The plan is clear. Morgan Moses is 35 and a short-term bridge. Caleb Lomu is the long-term answer at right tackle, drafted at 28 to develop behind Moses before taking the job. Crownover slots in as the third option, a developmental swing tackle who contributes in heavy run packages and on the goal line while the line in front of him stabilizes. That is a defensible role for a sixth-round pick with rare physical tools.

What makes this pick interesting rather than obvious is the gap between the 2024 and 2025 tape. The 2024 version of Crownover is a functional starting right tackle in a gap scheme who can anchor an elite rushing attack. The 2025 version is a technically regressing player with a penalty problem and a pass protection grade near the bottom of the eligible pool. The physical tools have not changed between those two seasons. The technique did. That suggests the ceiling is coaching-dependent in a way that most developmental prospects are not. A staff that fixes the pad level and hand placement has a legitimate starting right tackle. A staff that cannot runs out of time on his rookie contract.

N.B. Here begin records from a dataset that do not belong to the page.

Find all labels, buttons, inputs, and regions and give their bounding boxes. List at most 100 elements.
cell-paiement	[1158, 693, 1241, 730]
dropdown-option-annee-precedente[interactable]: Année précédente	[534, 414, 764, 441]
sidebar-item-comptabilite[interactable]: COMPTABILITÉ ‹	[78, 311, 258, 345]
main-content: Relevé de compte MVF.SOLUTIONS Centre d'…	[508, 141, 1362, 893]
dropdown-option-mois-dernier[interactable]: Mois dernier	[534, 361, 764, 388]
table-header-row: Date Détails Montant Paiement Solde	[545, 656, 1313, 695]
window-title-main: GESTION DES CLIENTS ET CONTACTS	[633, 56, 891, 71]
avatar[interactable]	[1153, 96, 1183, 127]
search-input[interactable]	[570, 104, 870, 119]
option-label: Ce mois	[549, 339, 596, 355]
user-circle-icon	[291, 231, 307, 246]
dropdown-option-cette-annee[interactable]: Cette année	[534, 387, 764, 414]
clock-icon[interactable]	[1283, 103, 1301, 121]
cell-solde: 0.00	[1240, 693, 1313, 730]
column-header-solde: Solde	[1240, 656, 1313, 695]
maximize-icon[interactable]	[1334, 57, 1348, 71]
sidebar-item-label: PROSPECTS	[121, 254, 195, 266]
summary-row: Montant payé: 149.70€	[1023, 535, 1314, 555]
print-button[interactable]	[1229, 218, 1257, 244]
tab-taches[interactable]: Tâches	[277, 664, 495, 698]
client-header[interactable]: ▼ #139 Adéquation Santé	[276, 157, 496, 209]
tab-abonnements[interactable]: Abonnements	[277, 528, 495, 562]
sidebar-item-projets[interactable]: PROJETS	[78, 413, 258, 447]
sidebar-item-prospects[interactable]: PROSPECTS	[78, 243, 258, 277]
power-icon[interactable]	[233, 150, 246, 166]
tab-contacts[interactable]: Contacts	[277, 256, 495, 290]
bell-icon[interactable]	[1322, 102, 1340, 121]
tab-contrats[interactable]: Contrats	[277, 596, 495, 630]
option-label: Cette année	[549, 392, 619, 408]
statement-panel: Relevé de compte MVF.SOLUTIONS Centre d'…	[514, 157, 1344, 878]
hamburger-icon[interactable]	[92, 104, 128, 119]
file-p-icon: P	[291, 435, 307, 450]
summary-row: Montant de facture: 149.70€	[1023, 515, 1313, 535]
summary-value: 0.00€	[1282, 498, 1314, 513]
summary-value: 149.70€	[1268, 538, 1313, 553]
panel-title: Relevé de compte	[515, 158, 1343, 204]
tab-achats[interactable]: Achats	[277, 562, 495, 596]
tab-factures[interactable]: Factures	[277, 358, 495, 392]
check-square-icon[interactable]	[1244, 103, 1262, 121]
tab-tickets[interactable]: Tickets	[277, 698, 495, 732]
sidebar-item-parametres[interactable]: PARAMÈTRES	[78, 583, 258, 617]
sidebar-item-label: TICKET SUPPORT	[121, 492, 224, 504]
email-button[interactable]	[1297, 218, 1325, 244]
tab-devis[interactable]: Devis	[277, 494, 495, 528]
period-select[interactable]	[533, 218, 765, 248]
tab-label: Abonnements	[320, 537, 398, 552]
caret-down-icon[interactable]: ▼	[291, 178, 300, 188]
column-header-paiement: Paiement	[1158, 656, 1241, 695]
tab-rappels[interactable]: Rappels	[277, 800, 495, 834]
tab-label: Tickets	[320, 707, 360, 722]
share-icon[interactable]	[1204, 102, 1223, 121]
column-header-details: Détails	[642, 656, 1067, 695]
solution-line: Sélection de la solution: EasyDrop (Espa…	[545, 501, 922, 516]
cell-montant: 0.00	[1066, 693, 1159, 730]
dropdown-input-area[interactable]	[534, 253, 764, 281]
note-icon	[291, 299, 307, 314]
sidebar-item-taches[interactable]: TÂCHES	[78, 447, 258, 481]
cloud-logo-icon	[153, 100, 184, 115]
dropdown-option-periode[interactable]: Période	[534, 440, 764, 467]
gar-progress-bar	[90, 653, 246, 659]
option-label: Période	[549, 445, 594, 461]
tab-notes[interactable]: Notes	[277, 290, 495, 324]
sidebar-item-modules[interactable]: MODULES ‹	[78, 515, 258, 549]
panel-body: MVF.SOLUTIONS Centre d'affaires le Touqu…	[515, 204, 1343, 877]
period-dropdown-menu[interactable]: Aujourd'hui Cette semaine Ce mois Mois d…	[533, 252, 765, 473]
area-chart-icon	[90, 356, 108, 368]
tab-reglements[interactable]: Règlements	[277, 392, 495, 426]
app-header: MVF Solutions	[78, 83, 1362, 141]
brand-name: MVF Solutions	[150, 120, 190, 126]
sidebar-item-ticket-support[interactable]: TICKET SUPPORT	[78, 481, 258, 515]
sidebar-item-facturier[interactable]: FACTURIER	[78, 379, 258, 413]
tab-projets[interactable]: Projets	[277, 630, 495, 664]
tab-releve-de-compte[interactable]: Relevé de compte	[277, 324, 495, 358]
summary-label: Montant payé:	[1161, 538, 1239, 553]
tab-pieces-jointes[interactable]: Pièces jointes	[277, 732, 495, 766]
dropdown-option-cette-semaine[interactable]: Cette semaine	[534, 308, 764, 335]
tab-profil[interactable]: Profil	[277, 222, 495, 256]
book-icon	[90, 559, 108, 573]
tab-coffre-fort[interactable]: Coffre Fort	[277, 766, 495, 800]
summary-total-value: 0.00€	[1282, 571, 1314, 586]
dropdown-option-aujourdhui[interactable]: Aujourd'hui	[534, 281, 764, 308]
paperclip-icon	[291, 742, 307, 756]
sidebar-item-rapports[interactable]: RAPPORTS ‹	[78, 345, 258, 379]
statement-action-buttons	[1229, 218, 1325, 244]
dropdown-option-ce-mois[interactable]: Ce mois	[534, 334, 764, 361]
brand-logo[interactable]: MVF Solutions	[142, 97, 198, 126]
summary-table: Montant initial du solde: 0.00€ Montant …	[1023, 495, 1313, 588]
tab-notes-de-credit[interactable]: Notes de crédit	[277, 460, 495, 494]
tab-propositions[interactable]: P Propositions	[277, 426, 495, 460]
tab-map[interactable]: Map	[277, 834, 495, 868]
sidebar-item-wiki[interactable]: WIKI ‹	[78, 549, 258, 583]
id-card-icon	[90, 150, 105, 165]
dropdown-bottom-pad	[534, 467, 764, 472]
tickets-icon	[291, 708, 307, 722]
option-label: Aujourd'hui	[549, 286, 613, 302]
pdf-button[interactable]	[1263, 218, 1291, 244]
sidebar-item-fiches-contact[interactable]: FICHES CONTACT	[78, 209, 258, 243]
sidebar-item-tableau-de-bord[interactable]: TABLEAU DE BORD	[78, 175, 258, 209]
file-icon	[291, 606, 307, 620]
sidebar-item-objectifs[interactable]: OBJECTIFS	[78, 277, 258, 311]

The Aaron Banks comp from Steelers Depot is apt. Smart, physical, big build, high pad level, poor hand discipline. Banks found a role. Crownover can too. The Kiran Amegadjie comp from NFL.com is honest about the floor. At pick 196, rare tools plus a coachable technique problem is exactly the kind of bet a rebuilding team should be making.

Player Comps: Aaron Banks ceiling. Kiran Amegadjie floor.